Majority of Irish broadband users 'not satisfied' with their broadband service - survey
A new survey claims that most Irish broadband users are "not satisfied" with their broadband.
The Coyne Research poll of 1,000 people, commissioned by Imagine Communications, claims that over 60pc of rural dwellers believe faster broadband "would significantly enhance their quality of life" and that 42pc "feel their community has been let down by the quality of broadband they receive, rising to 64pc dissatisfaction in rural villages".
The research comes as the government continues to say that a "conclusion" to the current National Broadband Plan assessment with Granahan McCourt is "a number of weeks away".
Some 540,000 rural homes and businesses, affecting over one million people, are currently stuck without high speed broadband.

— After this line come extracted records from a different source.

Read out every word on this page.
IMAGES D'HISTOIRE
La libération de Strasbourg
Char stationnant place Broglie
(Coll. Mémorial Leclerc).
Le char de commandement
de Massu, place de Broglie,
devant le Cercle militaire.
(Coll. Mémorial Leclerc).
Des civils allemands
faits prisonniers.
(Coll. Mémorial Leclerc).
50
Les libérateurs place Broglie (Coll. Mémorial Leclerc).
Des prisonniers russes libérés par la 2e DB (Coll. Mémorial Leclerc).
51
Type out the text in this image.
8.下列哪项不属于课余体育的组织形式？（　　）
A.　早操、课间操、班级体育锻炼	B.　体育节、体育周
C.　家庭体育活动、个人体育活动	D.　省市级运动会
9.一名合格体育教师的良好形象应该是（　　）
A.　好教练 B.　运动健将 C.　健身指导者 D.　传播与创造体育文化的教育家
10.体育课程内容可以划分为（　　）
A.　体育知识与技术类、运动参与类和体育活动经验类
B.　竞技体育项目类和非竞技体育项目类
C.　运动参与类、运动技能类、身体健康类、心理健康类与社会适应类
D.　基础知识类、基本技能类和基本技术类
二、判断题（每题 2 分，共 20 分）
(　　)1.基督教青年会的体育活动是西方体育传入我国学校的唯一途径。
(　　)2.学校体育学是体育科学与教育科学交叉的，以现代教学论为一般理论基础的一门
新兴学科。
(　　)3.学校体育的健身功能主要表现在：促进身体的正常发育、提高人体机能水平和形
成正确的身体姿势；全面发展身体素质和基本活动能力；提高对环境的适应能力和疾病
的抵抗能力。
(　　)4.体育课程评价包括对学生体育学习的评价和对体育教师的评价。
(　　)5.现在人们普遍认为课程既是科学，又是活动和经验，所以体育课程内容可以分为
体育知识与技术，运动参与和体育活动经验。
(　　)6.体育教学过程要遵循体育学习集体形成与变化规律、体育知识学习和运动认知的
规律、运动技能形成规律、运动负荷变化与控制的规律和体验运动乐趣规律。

The government has pledged that a national state-funded rollout will connect every last one of the 540,000 premises to speeds up to 1,000Mbs.
This rollout is based primarily on fibre lines to each premises, with a small percentage likely to be connected wirelessly.
Imagine Communications, which paid for the Coyne Research survey, was eliminated from the National Broadband Plan as a primary bidder at an early stage.
Its founder, Sean Bolger, is understood to have grown disillusioned with the state rollout and has repeatedly criticised it.
Imagine’s main product is wireless broadband, described as 4G LTE. The company's website asks rural village communities to club together so that Imagine might have a minimum number of customers it can rely on for business.
However, the government’s National Broadband Plan, which is scheduled to hook up all such premises to higher-speed, fibre broadband at a subsidised price, may affect demand for such products.
Imagine was a participant in Comreg’s most recent spectrum auction, buying a chunk for the purpose of offering high speed wireless internet in regional areas, potentially branded as ‘5G’.
However, it is not clear when it will roll this service out.
Sean Bolger was unavailable for comment.